I don't think extremist Shia Muslims are a big factor: they'd be loath to cooperate with Baathists that tried to kill them just a few years ago, and Iraqis in general are suspicious of non-Iraqis because Saddam spent so much of Iraq's resources in pandering to non-Iraqis in the hope of being the leader of the Arab world. So they'd be left by themselves amongst an unsympathetic population. Plus all they have to do is look at how messed Iran is to know that Islamic theocracy works for nobody.

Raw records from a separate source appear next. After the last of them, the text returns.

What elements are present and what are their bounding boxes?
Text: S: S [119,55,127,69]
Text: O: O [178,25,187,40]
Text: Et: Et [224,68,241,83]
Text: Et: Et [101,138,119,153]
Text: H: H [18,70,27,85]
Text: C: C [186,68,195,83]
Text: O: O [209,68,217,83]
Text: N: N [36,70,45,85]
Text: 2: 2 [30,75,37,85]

Add it up, and you see that the US problem can't be solved by delegating responsibility to the UN, or packing up and going home, or anything else the Left says. Because the enemy is not just targeting America: they are targeting the people of Iraq. None of the people setting up car bombs and blowing up buildings and helicopters are doing it because of short-term spite against America (that, of course, is the problem with the Left, and hence they project their problem as the attackers'). They blew up places like the UN and the ICRC because Iraq is an opportunity for them. America recognizes Iraq as an opportunity to create a democracy in a region where none exists. However, the opportunity is, as the Chinese proverb goes, also a danger where a renewed Baathist or Wahhabi regime can take over. The only way you can solve the problem is to kill the bastards, which will mean better border control, improved intelligence, and accelerating the development of the local Iraqi security apparatus. Local Iraqis can easily get into areas of rich intelligence and can more rapidly adapt to local conditions. In sum: more American involvement in Iraq, not less.